One of the last refuges of institutional homophobia takes a giant step into the 21st century on Saturday night with the inaugural AFL Pride Game.

St Kilda's AFL clash with Sydney will feature rainbow-coloured footballs, 50m arcs and umpire flags in an attempt to win over sexually diverse fans.

It's a brave new world for the AFL - given the closest it's come to a rainbow-themed game would be when early-era Fremantle in their purple, green and red guernseys hosted the brown and gold-clad Hawthorn.

Studies show there's work to be done.

The largest research piece into homophobia in sport, the Out on the Fields report released in 2015, paints a frightening picture for lesbian, gay and bisexual sport participants and fans.

More than half of respondents believe adult sport is "not safe" for sexually diverse people and eight in every 10 respondents have seen or felt homophobia in sport.

It's why St Kilda chief executive Matt Finnis wants the Pride Game to be embraced, and not just tolerated, by the industry.

Tolerance suggests an acceptance, and perhaps a reluctant one.

Pride means to celebrate.

"When you apply the pride label, you're saying it's a celebration," he told AAP.

"That's important because pride is the opposite of shame.

"No one should ever feel ashamed to come to the footy and hold their partner's hand, or feel uncomfortable because of homophobic language."
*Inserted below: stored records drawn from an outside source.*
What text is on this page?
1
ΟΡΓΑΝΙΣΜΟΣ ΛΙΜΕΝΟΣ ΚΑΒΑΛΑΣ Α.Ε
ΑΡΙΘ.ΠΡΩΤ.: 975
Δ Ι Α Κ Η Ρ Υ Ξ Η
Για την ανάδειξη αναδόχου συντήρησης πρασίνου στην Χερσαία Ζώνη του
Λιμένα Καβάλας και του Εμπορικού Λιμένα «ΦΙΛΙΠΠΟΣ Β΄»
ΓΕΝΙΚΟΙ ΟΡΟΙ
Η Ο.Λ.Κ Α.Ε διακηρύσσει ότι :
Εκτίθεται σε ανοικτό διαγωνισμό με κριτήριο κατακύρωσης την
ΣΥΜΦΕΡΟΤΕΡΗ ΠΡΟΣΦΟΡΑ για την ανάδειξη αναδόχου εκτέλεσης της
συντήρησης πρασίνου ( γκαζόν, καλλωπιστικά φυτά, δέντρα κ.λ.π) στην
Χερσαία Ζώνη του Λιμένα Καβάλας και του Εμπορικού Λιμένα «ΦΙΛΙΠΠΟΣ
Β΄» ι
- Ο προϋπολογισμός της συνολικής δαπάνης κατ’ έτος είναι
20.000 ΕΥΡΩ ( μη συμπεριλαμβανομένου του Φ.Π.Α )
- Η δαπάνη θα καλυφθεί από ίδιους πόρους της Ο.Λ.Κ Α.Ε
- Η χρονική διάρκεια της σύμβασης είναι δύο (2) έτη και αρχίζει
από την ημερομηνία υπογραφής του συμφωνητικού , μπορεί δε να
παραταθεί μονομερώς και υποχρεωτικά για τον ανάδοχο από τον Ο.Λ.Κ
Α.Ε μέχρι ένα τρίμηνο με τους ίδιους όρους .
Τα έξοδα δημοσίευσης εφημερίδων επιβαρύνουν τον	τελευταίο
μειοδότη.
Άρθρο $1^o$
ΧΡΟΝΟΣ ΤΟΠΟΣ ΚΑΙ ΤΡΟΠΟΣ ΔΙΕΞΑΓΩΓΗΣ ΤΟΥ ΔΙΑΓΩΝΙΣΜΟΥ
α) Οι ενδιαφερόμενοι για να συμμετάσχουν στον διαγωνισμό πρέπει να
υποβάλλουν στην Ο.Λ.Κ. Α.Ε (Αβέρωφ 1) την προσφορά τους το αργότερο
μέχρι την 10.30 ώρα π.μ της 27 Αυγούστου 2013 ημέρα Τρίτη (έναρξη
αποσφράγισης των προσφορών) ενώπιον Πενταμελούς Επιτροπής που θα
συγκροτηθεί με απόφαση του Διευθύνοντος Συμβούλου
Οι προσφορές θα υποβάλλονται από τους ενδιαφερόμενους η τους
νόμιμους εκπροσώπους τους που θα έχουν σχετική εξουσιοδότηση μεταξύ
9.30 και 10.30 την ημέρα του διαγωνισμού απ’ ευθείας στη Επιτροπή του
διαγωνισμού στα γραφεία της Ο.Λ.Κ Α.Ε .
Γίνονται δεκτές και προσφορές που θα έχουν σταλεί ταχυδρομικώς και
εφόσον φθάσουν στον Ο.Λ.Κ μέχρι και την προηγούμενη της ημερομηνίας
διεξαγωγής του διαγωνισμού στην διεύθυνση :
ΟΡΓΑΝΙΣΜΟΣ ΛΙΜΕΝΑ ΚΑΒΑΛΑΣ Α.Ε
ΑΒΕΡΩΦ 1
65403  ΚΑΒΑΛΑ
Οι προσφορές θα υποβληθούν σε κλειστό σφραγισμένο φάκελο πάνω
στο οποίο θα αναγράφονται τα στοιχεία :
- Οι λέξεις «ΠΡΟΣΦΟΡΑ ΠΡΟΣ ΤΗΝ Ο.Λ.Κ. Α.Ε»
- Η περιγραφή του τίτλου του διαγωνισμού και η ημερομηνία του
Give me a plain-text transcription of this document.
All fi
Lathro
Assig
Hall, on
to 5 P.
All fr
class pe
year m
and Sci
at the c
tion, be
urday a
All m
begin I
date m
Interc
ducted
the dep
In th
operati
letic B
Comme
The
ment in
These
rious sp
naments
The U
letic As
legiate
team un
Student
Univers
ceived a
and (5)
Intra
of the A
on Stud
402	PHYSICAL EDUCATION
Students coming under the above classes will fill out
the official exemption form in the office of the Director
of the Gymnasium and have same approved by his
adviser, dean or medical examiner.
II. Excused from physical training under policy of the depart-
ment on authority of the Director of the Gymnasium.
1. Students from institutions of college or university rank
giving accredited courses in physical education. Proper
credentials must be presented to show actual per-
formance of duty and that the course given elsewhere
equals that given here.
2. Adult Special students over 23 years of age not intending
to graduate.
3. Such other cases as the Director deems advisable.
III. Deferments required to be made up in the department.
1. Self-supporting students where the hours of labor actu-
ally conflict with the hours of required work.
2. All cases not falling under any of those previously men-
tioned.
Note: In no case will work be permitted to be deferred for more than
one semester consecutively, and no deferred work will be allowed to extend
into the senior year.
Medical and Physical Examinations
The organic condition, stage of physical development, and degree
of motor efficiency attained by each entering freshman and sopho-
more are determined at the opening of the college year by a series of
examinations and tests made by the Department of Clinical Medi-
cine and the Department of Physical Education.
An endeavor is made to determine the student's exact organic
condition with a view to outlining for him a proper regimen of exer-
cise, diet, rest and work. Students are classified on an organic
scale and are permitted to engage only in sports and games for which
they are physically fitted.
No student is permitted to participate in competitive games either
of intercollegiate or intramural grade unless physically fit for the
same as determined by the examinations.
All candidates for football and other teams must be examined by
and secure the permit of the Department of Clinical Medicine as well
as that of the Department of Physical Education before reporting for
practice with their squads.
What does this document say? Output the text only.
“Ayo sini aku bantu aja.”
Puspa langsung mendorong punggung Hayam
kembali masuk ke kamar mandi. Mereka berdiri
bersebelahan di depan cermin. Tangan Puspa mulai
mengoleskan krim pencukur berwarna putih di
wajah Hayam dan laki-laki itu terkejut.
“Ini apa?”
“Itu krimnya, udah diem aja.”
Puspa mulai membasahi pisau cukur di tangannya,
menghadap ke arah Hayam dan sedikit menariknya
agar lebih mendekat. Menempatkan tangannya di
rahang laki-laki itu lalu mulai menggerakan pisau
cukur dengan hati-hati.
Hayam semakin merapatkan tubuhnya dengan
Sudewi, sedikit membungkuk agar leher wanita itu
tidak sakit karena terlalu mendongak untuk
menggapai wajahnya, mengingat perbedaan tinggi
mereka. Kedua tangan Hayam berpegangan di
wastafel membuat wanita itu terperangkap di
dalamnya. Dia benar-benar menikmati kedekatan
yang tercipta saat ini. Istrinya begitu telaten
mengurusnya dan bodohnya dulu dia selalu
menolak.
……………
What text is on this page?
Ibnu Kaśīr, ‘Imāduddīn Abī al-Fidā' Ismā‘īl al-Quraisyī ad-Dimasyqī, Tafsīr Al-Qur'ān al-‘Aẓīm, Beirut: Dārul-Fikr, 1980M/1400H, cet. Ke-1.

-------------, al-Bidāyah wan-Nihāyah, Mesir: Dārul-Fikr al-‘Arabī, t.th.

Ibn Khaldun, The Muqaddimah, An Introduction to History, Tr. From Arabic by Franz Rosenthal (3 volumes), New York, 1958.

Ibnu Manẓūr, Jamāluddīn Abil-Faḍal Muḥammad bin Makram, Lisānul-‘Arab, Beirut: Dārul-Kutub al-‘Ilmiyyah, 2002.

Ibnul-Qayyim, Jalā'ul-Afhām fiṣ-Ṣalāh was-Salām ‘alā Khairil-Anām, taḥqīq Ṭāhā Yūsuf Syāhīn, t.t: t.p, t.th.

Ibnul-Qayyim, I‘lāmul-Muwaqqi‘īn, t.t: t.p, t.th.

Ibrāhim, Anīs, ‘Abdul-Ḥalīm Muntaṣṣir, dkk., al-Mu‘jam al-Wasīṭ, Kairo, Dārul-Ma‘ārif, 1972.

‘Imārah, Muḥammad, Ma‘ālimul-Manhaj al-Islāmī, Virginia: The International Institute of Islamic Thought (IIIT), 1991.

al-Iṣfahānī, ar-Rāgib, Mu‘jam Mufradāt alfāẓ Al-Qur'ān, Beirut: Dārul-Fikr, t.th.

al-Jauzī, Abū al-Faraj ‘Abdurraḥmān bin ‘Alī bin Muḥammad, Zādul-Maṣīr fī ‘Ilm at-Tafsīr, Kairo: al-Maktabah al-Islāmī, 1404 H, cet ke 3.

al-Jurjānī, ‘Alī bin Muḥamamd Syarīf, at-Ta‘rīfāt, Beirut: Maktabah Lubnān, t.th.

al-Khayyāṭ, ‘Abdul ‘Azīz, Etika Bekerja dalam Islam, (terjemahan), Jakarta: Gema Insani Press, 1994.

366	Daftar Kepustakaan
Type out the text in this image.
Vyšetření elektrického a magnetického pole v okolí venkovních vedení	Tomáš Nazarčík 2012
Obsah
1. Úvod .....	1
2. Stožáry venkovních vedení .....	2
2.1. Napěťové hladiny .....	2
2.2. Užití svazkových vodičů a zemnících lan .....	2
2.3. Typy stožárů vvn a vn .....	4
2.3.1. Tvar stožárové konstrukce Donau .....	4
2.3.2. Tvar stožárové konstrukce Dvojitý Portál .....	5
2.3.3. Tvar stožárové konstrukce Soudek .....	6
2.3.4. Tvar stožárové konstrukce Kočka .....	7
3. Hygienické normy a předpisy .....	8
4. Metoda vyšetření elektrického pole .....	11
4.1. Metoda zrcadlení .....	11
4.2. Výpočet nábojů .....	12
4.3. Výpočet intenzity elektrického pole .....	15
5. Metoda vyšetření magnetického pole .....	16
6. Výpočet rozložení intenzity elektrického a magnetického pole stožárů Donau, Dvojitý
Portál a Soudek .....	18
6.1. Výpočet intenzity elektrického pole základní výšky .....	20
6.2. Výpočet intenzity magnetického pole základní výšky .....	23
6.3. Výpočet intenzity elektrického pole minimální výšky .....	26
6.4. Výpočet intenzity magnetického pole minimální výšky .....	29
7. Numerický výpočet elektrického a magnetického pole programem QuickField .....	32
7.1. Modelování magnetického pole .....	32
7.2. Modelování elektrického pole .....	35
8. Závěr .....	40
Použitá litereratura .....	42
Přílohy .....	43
AFL chief executive Gillon McLachlan said the league was proud to partner in such an important initiative with the two clubs.

"People are born how they're born, that's just a fact, and there are some in the community who still might not accept that," he said.

"If we can play a role with St Kilda and Sydney in calling out that fact and that everyone should be able to be who they want to be.

"If we can do that through a football game and have the conversation then let's have it."

The Pride Game is an adaptation of the grassroots Pride Cup championed by Yarra Glen football club and player Jason Ball.

Finnis says AFL players have driven the translation to AFL level.

"To our younger supporters and players, with an average age in the young 20s, sexual diversity is far more normalised than the generations that have gone before them," he said.

"From Brock McLean and Dan Jackson being the first players to march at Pride with Jason Ball several years ago now ... to Sam Gilbert fronting this Pride Game this weekend.

"It would be fair to say players have been at the forefront."

Given hundreds of thousands of fans - either at Etihad Stadium or watching on the free-to-air broadcast - will see an AFL match in technicolour like never before, Finnis is expecting some backlash.

"It's difficult to say what everyone's reactions will be," he said.

"We just hope what we can do through this game is to open people's eyes to the importance of everyone being welcome."

The Pride Game follows in the footsteps of previous social inclusion campaigns, which has championed indigenous players and women in football.